In the weeks after that meeting, residents reported more police presence at the Brooks Homes, and while there were still some rowdy gatherings, no major incidents occurred.
The Griers throw their own lively barbecues at the Brooks courtyards on weekends in the summer. They can get fairly large, as Shelia and Katie's extended family includes more than 70 people. The Brooks Homes are the meeting point because the sisters' mom, Yolanda, the matriarch of the family, has lived there for decades.
"My mom's neighbors are my family, too," Shelia Grier said. "When we leave during the week and nobody is there, they watch my mother for me. My mother knows she's safe where she's at."
Those neighbors let the family know if their mother forgot to lock her door or left a window open overnight, Shelia Grier said. New neighbors are also welcomed with open arms and looked after.
Katie Grier said the get-togethers are also something they did as children. She remembers "being with family and having outings as a community, like barbecues and things like that, doing things together."
Longtime residents of the Brooks rowhouses have those same memories and have maintained the spirit of the community, even as the neighborhood has transformed over the last 20 years.
The Brooks Homes were part of the 137-acre ABLA development on the Near West Side comprised of four separate housing complexes: Jane Addams Homes, Robert Brooks Homes, Loomis Courts and Grace Abbott Homes.
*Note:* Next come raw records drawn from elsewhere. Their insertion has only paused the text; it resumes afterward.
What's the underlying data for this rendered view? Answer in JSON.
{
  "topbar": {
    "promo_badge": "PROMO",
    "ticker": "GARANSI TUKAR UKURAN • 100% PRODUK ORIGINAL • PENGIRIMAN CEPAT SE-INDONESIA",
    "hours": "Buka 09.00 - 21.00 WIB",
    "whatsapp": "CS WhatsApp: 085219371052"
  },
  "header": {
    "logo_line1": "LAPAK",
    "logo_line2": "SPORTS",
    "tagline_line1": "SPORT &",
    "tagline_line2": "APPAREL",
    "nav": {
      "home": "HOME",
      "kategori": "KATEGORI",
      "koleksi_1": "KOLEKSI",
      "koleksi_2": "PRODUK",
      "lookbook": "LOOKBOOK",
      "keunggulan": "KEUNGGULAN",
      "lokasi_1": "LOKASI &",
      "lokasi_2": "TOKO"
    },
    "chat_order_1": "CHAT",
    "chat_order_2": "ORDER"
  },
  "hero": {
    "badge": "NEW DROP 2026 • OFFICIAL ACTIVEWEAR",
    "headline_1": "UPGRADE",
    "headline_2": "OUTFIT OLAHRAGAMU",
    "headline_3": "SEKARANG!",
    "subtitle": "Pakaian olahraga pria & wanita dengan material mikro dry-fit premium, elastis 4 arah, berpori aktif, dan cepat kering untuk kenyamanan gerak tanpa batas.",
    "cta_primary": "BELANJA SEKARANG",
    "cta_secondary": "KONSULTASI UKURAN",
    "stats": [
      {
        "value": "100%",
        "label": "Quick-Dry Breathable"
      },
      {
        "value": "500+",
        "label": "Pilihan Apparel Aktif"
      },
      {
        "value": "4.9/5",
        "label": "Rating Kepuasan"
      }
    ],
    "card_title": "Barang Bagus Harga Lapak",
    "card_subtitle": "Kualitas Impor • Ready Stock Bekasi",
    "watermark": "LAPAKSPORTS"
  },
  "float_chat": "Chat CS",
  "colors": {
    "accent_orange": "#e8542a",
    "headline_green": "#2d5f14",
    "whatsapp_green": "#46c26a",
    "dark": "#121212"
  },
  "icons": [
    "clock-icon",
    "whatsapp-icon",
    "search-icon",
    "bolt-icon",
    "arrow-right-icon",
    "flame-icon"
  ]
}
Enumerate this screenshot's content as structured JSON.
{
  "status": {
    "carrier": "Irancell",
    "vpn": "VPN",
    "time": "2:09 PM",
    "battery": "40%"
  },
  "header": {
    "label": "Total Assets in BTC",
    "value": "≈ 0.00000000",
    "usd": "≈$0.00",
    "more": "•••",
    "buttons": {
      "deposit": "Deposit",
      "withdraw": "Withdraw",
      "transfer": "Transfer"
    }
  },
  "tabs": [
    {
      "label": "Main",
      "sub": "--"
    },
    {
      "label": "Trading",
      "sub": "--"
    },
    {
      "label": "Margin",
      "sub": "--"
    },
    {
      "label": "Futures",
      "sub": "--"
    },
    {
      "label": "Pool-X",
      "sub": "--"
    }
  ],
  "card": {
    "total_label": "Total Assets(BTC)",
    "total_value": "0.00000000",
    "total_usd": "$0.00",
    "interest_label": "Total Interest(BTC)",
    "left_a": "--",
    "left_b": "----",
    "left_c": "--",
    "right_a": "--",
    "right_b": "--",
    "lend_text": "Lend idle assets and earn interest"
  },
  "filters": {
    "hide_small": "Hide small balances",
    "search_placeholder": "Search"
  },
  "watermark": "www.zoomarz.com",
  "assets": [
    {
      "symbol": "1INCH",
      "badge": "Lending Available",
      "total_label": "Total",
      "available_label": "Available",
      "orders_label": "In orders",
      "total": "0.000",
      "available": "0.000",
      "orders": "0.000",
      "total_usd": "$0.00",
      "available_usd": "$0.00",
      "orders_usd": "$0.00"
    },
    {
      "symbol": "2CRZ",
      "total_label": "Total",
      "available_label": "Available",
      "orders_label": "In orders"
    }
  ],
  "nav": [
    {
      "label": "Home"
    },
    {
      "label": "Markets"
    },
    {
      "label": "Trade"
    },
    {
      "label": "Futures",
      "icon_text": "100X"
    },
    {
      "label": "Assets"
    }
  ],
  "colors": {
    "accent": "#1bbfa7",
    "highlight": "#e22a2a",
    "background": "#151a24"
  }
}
The Brooks Homes rowhouses, built in 1943, are among the last remnants of the developments.
In the early 2000s, the city decided to raze the decaying ABLA buildings to be replaced by new housing. That eventually became Roosevelt Square, a mixed-income housing development at the site of the former ABLA Homes that will feature fitness centers and retail spaces.
Residents of the Brooks Homes believe the touted investments haven't led to increased safety for their corner of the area. The Grier sisters keep a close eye on their children when they visit the area.
"I want them to just stay in my sight the whole time," Katie Grier said of her 10 children. "I won't take my eyes off them."
"I'm constantly texting them and calling them like 'What are you doing now?'" Shelia Grier said. "They say I'm too protective or whatever, but the streets aren't taking my babies from me."
Shelia's watchful eye has paid off. Her 19-year-old son is attending Western Illinois University. Mom herself has a master's and a bachelor's degree from Saint Xavier University.
The sisters think that if more parents kept tabs on their children — with the help of their communities — incidents like the Fourth of July shooting wouldn't happen.
That's what she loves the most about the Brooks community, she said. "We always go support each other, no matter what."
Michelle Stokes, who was also at the community fun day at Arrigo Park, said the community is one reason she moved to Brooks Homes two years ago.
"I like the neighborhood, I like the community," said Stokes, 42, as her 11-year-old daughter, Nalia Funches, ate a hamburger at her side. "They have events like this which bring everybody together and is good for the kids."
For Shelia Grier, that's one way to build family.
"I know blood can make you family, but you can also make your family," she said.